One more crime, one more sin, that she would hold these rutting bastards to account for.

“He was your fault, stick,” Penler said. Penler was one of the older ones, a real rutting pisser with too damn smart of a mouth for his own good. “He hadn’t been right since Morger knocked him to punish you.”

“That wasn’t her fault!” Eana said. “None of that is her fault.”

“None of what these bastards do to us is my fault,” Corrie said. “But I am sorry they hurt you to punish me. It’s because they know I can take it if they knock me.”

“So stop pushing them, stick!” Penler said.

“Stop yelling at her,” Eana said. “That’ll make them come again, and they’ll blame her, and they’ll hit one of us.”

“How do we know she’s not in it with them?” Penler said. “It was sticks who grabbed me in the first place. Same for Washle.”

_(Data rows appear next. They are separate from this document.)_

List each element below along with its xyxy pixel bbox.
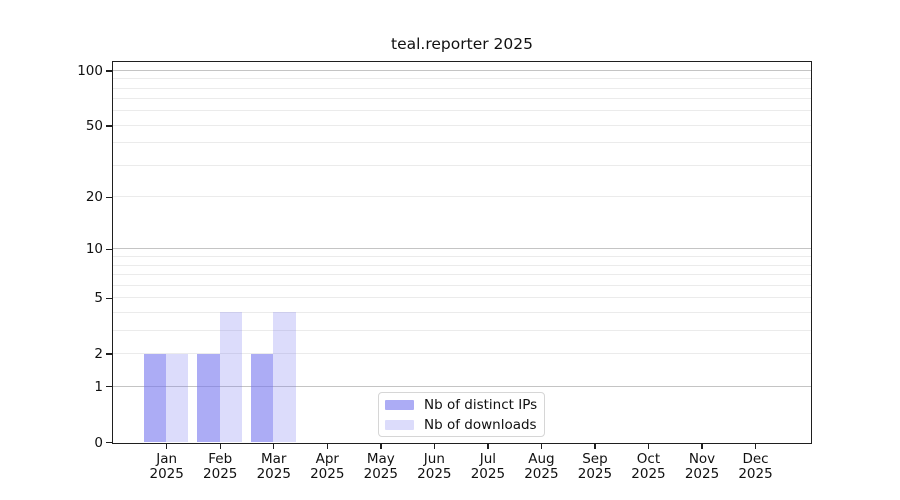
x-tick-mark bbox=[380, 443, 382, 449]
y-tick-mark bbox=[106, 70, 112, 72]
legend-item-distinct-ips: Nb of distinct IPs bbox=[385, 396, 538, 413]
minor-gridline bbox=[113, 256, 811, 258]
x-tick-mark bbox=[433, 443, 436, 449]
minor-gridline bbox=[113, 78, 811, 80]
y-tick-mark bbox=[106, 385, 112, 388]
x-tick-label: Mar 2025 bbox=[256, 451, 291, 482]
y-tick-label: 1 bbox=[94, 378, 103, 395]
minor-gridline bbox=[113, 87, 811, 89]
minor-gridline bbox=[113, 353, 811, 355]
y-tick-label: 5 bbox=[94, 290, 103, 307]
bar-distinct-ips bbox=[197, 353, 220, 442]
y-tick-label: 20 bbox=[85, 189, 103, 206]
y-tick-mark bbox=[106, 125, 112, 127]
legend-label-downloads: Nb of downloads bbox=[424, 416, 537, 433]
y-tick-mark bbox=[106, 248, 112, 251]
legend: Nb of distinct IPs Nb of downloads bbox=[378, 392, 545, 437]
bar-distinct-ips bbox=[143, 353, 167, 442]
bar-downloads bbox=[273, 312, 296, 442]
x-tick-label: Nov 2025 bbox=[684, 451, 720, 482]
x-tick-label: Apr 2025 bbox=[310, 451, 345, 482]
x-tick-mark bbox=[166, 443, 168, 449]
x-tick-label: Jan 2025 bbox=[149, 451, 184, 482]
minor-gridline bbox=[113, 329, 811, 331]
y-tick-label: 0 bbox=[94, 434, 103, 451]
y-tick-label: 10 bbox=[85, 241, 103, 258]
minor-gridline bbox=[113, 284, 811, 286]
x-tick-mark bbox=[326, 443, 328, 449]
y-tick-label: 100 bbox=[77, 62, 103, 79]
major-gridline bbox=[113, 248, 811, 250]
x-tick-mark bbox=[594, 443, 596, 449]
y-tick-mark bbox=[106, 297, 112, 299]
x-tick-mark bbox=[754, 443, 757, 449]
minor-gridline bbox=[113, 297, 811, 299]
x-tick-mark bbox=[273, 443, 275, 449]
x-tick-label: Dec 2025 bbox=[738, 451, 773, 482]
x-tick-label: Oct 2025 bbox=[631, 451, 666, 482]
minor-gridline bbox=[113, 164, 811, 166]
x-tick-mark bbox=[701, 443, 703, 449]
minor-gridline bbox=[113, 98, 811, 100]
x-tick-label: Jun 2025 bbox=[417, 451, 452, 482]
minor-gridline bbox=[113, 142, 811, 144]
x-tick-mark bbox=[540, 443, 543, 449]
y-tick-label: 2 bbox=[94, 346, 103, 363]
x-tick-label: May 2025 bbox=[363, 451, 398, 482]
y-tick-mark bbox=[106, 441, 112, 444]
minor-gridline bbox=[113, 264, 811, 266]
chart-title: teal.reporter 2025 bbox=[391, 35, 533, 53]
x-tick-mark bbox=[219, 443, 221, 449]
legend-swatch-downloads bbox=[385, 419, 414, 430]
x-tick-label: Sep 2025 bbox=[577, 451, 613, 482]
plot-area bbox=[112, 61, 812, 444]
major-gridline bbox=[113, 385, 811, 387]
y-tick-mark bbox=[106, 353, 112, 355]
minor-gridline bbox=[113, 196, 811, 198]
bar-downloads bbox=[219, 312, 243, 442]
x-tick-label: Feb 2025 bbox=[203, 451, 238, 482]
bar-downloads bbox=[166, 353, 189, 442]
x-tick-mark bbox=[487, 443, 489, 449]
bar-distinct-ips bbox=[250, 353, 274, 442]
x-tick-label: Jul 2025 bbox=[470, 451, 506, 482]
major-gridline bbox=[113, 69, 811, 71]
minor-gridline bbox=[113, 274, 811, 276]
x-tick-mark bbox=[647, 443, 650, 449]
minor-gridline bbox=[113, 124, 811, 126]
minor-gridline bbox=[113, 110, 811, 112]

“Same for me,” Corrie said. Of all the parts that hurt the most of this rutting sewage was the fact that she had been betrayed by fellow officers.

She was a sergeant in the Maradaine Constabulary. The Wellings had served for eight generations. Her many-times-great grandfather had helped found the Constabulary and the City Loyalty. Her father had died with his red and green on.

She was still wearing hers. Maybe the bastards who took her wanted to taunt her that much, put her in this hold with her uniform on, so these kids would know she was an officer in the Constabulary. Crush any sense of hope they might have. Show them that no one could save them.

“Listen,” she said quietly. “In a few minutes, Morger will be down here with our rations. None of us are going to give him any blasted trouble this time, give him any reason to stay down here more than he needs to. Not right now.”

“What about Garten?” Treskie asked. He was on Garten’s other side.

“Don’t draw attention to him,” Corrie said. The others all groaned and whined. “Listen to me. Listen!” She knew they didn’t want to hear this. They were as scared as anything, and she couldn’t rutting blame them. They were exhausted, they were sick, they knew they were being shipped to some horrific fate in some place only the saints and sinners knew. The next port might be where they were unloaded, and from there, who even knew what damned atrocity awaited them.

She was a damned officer in the Constabulary, and like her father, like her grandparents, like all three of her brothers and half her cousins, she had taken a damned oath to serve, to stand for the safety and protection of the citizens of Maradaine. The kids in this hold with her, no matter where they were in the world, were still citizens of Maradaine, and she still had her red and green on.

She would fulfill that oath or die trying.

“Listen,” she said calmly. “I know it’s horrible to be there next to him, to have to smell his rotting corpse-“

“No worse than any other smell down here,” Iastanne said.

“But we don’t want it to be Morger taking him out. It’s got to be Hockly, tonight. So hold on.”

She didn’t have the sharp mind of her brother Minox-or his magic, that would rutting come in handy-but she had paid attention, noting everything about the hold they were in. She had figured out everything that could be used as a weapon, memorized where it was. She could find it all in the dark if she had to. She learned the patterns of the ship’s crew. Morger brought them water and food in the mornings, Hockly in the evenings. Hockly, with bad knee and weak shoulder.

“Tonight?” Eana asked. Her raised eyebrow showed she understood what Corrie was driving at. She, more than any of the other kids, had been sharp and clever enough to see what Corrie had been doing all this time, and kept her mouth shut about it. Eana had a whip of a mind, Corrie saw that. Eana knew what the score was, and she clearly trusted Corrie to get it done.

It had taken twenty-seven days, slow and patient work, but Corrie had cracked the wood holding her manacles to the wall. She knew one good yank was all it would take to be free.

But she had to do that at the precise, ripe moment. She had to be ready to take the ship, free these kids, and make all the bastards on the ship pay for their crimes.

That moment was going to be tonight.

Corrie was a damned constable, even here and now, and she was ready to get to work.